I dropped off my car for a smog check at a garage in San Bruno earlier this morning. Since it was such a lovely day, sitting outside the library courtyard sounded like a delightful place to get some writing done while I waited. I walked on El Camino from Kains towards Angus, heading to the library, when an unsteady medium-size Caucasian man with a rat’s nest of mousy blond dreadlocks and wearing a green lumberjack shirt came towards me. He danced around a bit, possibly intoxicated as he had trouble smoking his cigarette—but I couldn’t smell any alcohol. He was loud and talking to me from a distance. I considered my options to evade him. El Camino’s blocks are long, the sidewalks are narrow, and the streets are wide with three lanes of traffic on both sides going opposite directions, leaving me no alternative but to walk by him.

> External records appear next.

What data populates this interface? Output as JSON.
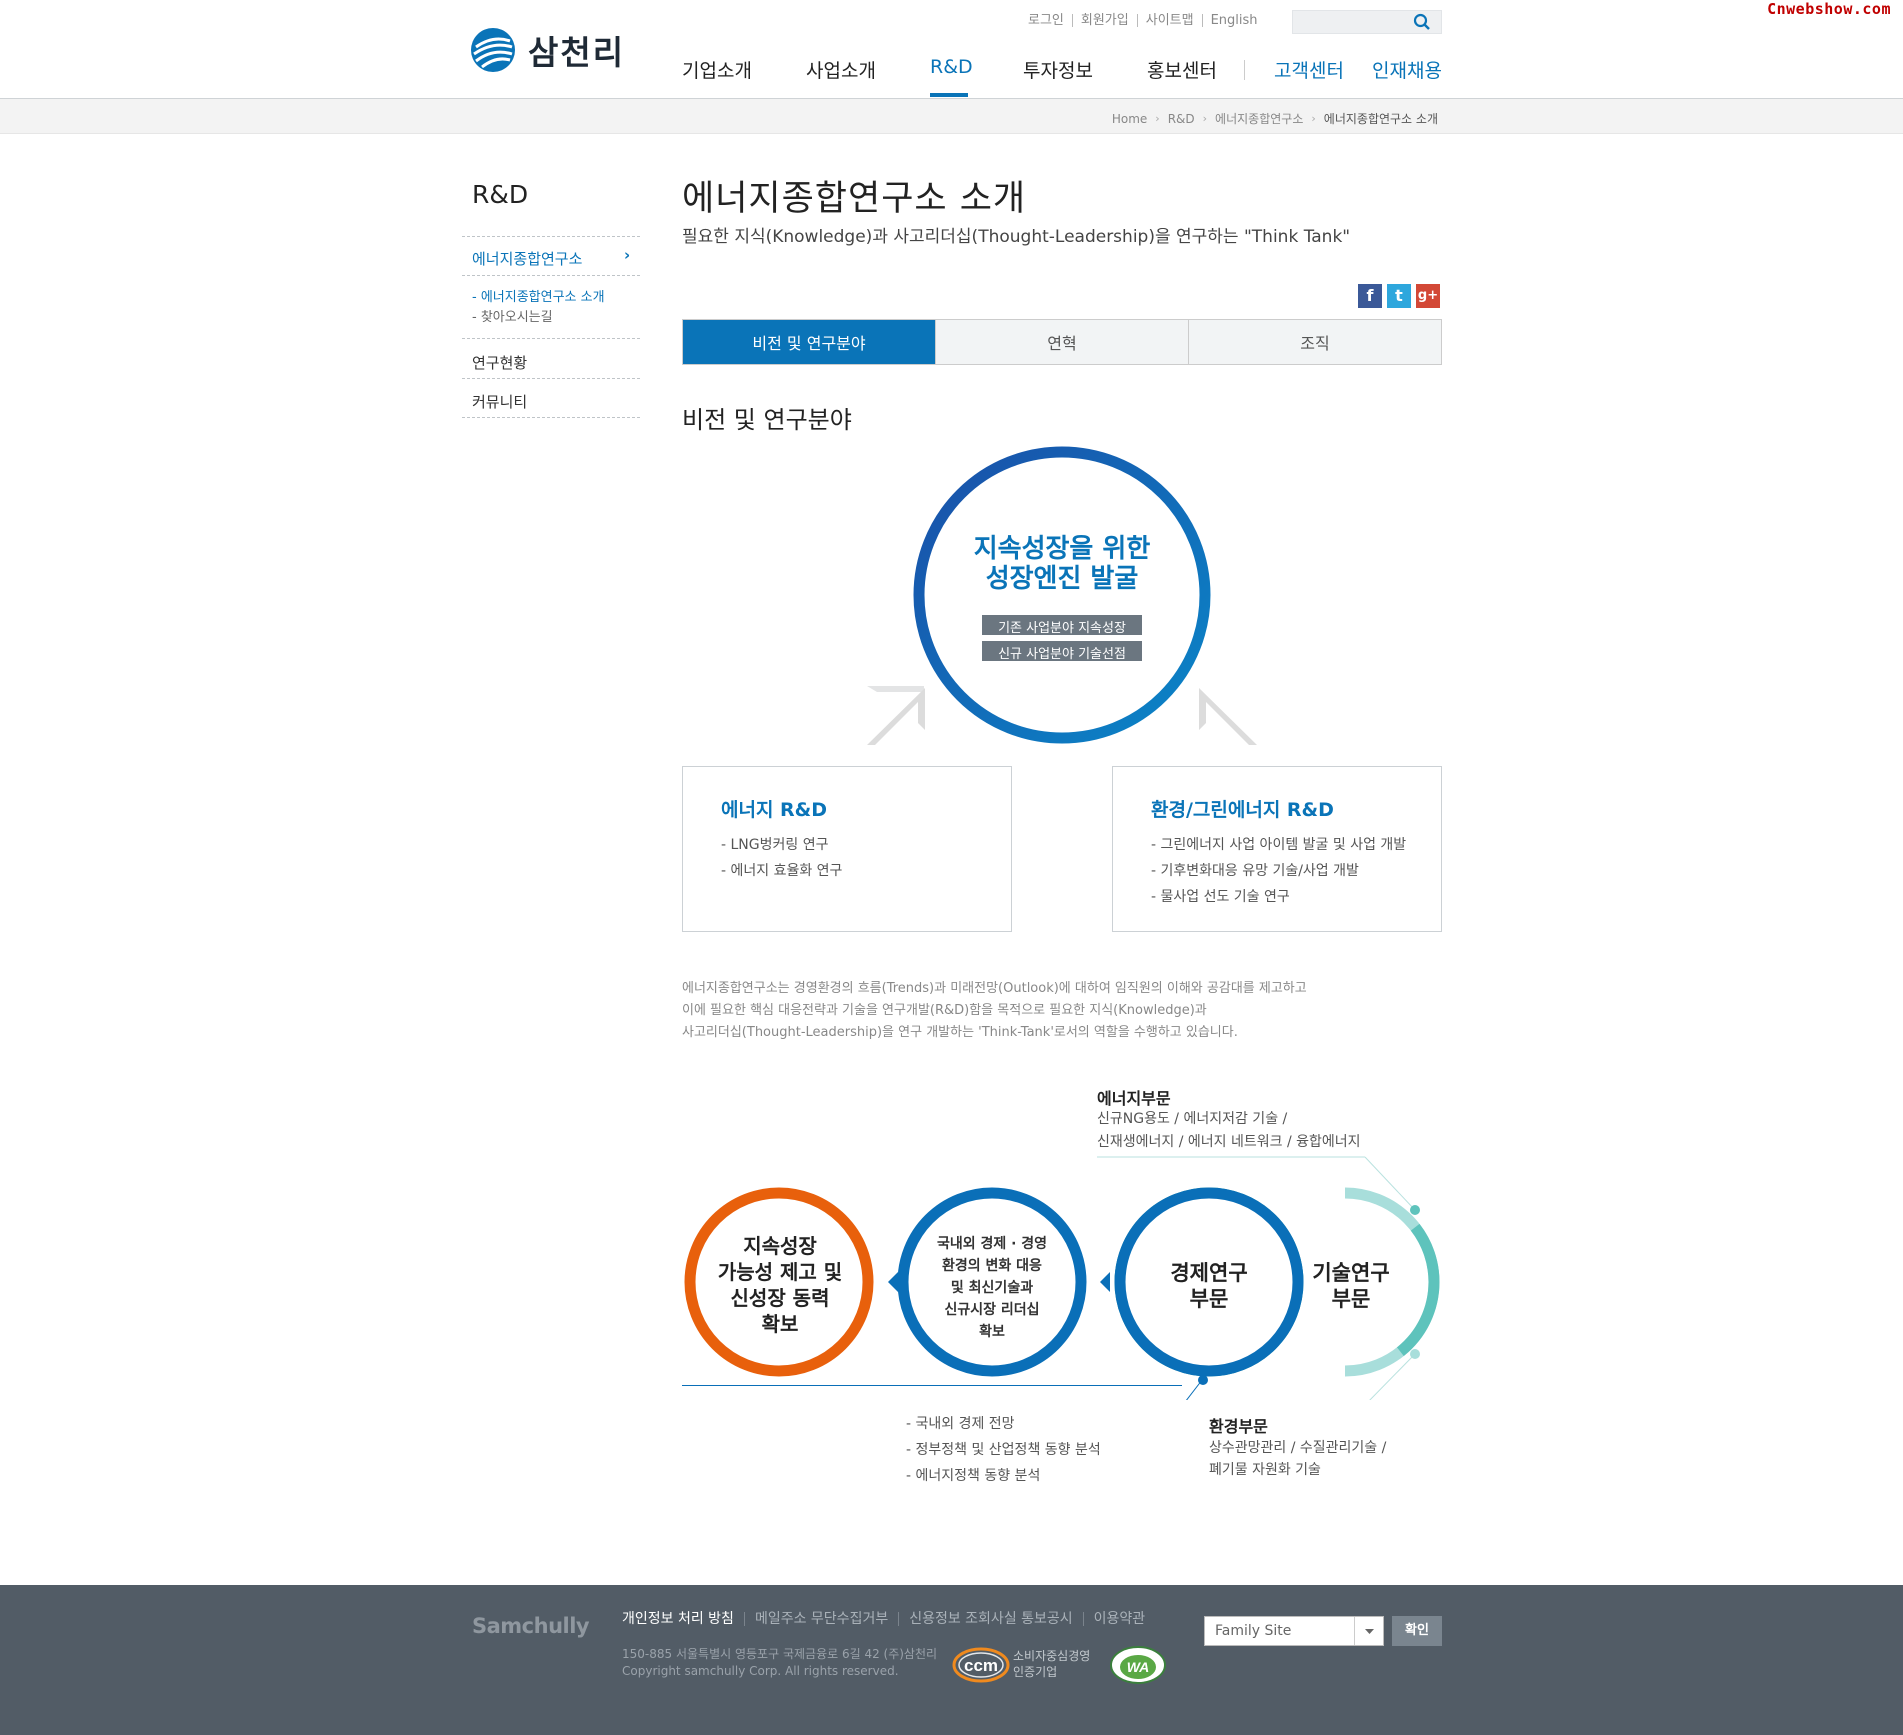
{
  "watermark": "Cnwebshow.com",
  "brand": {
    "name": "삼천리",
    "footer_name": "Samchully"
  },
  "utility": [
    "로그인",
    "회원가입",
    "사이트맵",
    "English"
  ],
  "gnb": [
    "기업소개",
    "사업소개",
    "R&D",
    "투자정보",
    "홍보센터",
    "고객센터",
    "인재채용"
  ],
  "breadcrumb": [
    "Home",
    "R&D",
    "에너지종합연구소",
    "에너지종합연구소 소개"
  ],
  "sidebar": {
    "title": "R&D",
    "current": "에너지종합연구소",
    "subitems": [
      "- 에너지종합연구소 소개",
      "- 찾아오시는길"
    ],
    "items": [
      "연구현황",
      "커뮤니티"
    ]
  },
  "page": {
    "title": "에너지종합연구소 소개",
    "subtitle": "필요한 지식(Knowledge)과 사고리더십(Thought-Leadership)을 연구하는 \"Think Tank\""
  },
  "sns": [
    "f",
    "t",
    "g+"
  ],
  "tabs": [
    "비전 및 연구분야",
    "연혁",
    "조직"
  ],
  "section_title": "비전 및 연구분야",
  "vision": {
    "line1": "지속성장을 위한",
    "line2": "성장엔진 발굴",
    "tag1": "기존 사업분야 지속성장",
    "tag2": "신규 사업분야 기술선점"
  },
  "box_left": {
    "title": "에너지 R&D",
    "items": [
      "- LNG벙커링 연구",
      "- 에너지 효율화 연구"
    ]
  },
  "box_right": {
    "title": "환경/그린에너지 R&D",
    "items": [
      "- 그린에너지 사업 아이템 발굴 및 사업 개발",
      "- 기후변화대응 유망 기술/사업 개발",
      "- 물사업 선도 기술 연구"
    ]
  },
  "description": [
    "에너지종합연구소는 경영환경의 흐름(Trends)과 미래전망(Outlook)에 대하여 임직원의 이해와 공감대를 제고하고",
    "이에 필요한 핵심 대응전략과 기술을 연구개발(R&D)함을 목적으로 필요한 지식(Knowledge)과",
    "사고리더십(Thought-Leadership)을 연구 개발하는 'Think-Tank'로서의 역할을 수행하고 있습니다."
  ],
  "org": {
    "circle1": [
      "지속성장",
      "가능성 제고 및",
      "신성장 동력",
      "확보"
    ],
    "circle2": [
      "국내외 경제 · 경영",
      "환경의 변화 대응",
      "및 최신기술과",
      "신규시장 리더십",
      "확보"
    ],
    "circle3": [
      "경제연구",
      "부문"
    ],
    "circle4": [
      "기술연구",
      "부문"
    ],
    "energy": {
      "title": "에너지부문",
      "lines": [
        "신규NG용도 / 에너지저감 기술 /",
        "신재생에너지 / 에너지 네트워크 / 융합에너지"
      ]
    },
    "economy": [
      "- 국내외 경제 전망",
      "- 정부정책 및 산업정책 동향 분석",
      "- 에너지정책 동향 분석"
    ],
    "env": {
      "title": "환경부문",
      "lines": [
        "상수관망관리 / 수질관리기술 /",
        "폐기물 자원화 기술"
      ]
    }
  },
  "footer": {
    "links": [
      "개인정보 처리 방침",
      "메일주소 무단수집거부",
      "신용정보 조회사실 통보공시",
      "이용약관"
    ],
    "address": "150-885 서울특별시 영등포구 국제금융로 6길 42 (주)삼천리",
    "copyright": "Copyright samchully Corp. All rights reserved.",
    "ccm_logo": "ccm",
    "ccm_text1": "소비자중심경영",
    "ccm_text2": "인증기업",
    "wa_logo": "WA",
    "family_site": "Family Site",
    "confirm": "확인"
  },
  "colors": {
    "primary": "#0a74b8",
    "orange": "#e8600c",
    "teal": "#1fa39b",
    "footer": "#525c66"
  }
}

I ignored him as I got closer to him, hoping he wouldn’t try to grab me. We were that physically close. Thank God. He didn’t try anything. He rattled on, and for a moment, he stopped moving, stared at me, and waited for me to answer his question, “Hey, you want to come to my birthday party?” At that point, I relaxed and laughed, realizing he was harmless. I giggled, thanked him, declined, and wished him a happy birthday. I began moving away as he tried to change my mind, but he didn’t follow me. I left him exercising his lungs with gibberish since I stopped listening.

I located a nice secluded bench in the courtyard, settled in on my MacBook, and began writing. It was lovely today. The air was fresh and soft with a hint of a light breeze and felt warmer than the 63 degrees shown on my car’s display earlier. This location was a perfect choice not to be bothered. A little while later, two police officers, one Caucasian and the other Asian, broke my concentration. My first thought was that they were moving me along because loiterers were prohibited or something. I was wrong. Instead, they asked me if I noticed any loud yelling and screaming, which I didn’t, and that was my answer. I suddenly remembered the birthday guy and told the officers about him. The Caucasian officer did all the talking. He asked, “green shirt?” 

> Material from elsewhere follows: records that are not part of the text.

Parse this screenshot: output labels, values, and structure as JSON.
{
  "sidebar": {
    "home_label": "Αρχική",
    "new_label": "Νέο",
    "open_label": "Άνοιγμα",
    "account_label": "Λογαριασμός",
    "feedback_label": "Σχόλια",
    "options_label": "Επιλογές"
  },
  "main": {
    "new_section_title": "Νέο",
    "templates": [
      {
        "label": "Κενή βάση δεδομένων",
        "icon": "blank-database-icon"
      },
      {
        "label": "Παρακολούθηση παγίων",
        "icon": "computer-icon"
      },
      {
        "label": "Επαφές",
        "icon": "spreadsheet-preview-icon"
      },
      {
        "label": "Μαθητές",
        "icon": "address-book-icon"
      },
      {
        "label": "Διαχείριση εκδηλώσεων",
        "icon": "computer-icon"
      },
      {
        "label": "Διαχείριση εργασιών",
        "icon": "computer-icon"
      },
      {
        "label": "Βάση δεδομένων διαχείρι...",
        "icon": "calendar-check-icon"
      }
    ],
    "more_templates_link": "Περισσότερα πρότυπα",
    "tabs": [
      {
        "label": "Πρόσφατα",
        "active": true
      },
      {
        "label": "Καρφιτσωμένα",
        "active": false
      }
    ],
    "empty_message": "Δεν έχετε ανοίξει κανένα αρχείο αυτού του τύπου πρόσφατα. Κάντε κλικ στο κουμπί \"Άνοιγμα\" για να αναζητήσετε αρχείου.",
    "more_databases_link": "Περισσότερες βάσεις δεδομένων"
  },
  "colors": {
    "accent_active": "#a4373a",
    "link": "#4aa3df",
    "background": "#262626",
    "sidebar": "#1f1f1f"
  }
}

I answered affirmatively and added that he was down on El Camino near the bus stop. I’m a crackpot, so I said, “he invited me to his birthday party” for good measure. 

The officer asked, “Are you going?” He cracked this crackpot up. I laughed and told him no! He thanked me for my help, and they went on their way. As I said earlier, I was in a secluded spot. I couldn’t stop wondering why they singled me out. Light bulb! I got it. I was wearing a green camouflaged fatigue hoodie. (Don’t worry. I had purple on.) They were looking for a green shirt. This is how being in the wrong place at the wrong time wearing the wrong color clothes gets you in trouble. Lucky for me, it ended well. I don’t look like I might be a person of interest, but hey, I’ve seen the news and movies, for that matter, and some people aren’t as lucky. 

After all this, you probably think I’m smoking some funny stuff when I said nothing ever happens in San Bruno. Yeah, well, times have changed. I didn’t mention the shootings and the muggings at the mall months back. The pandemic has transformed life as we knew it. San Bruno is no different, and really until something happens in this town, nothing ever happens.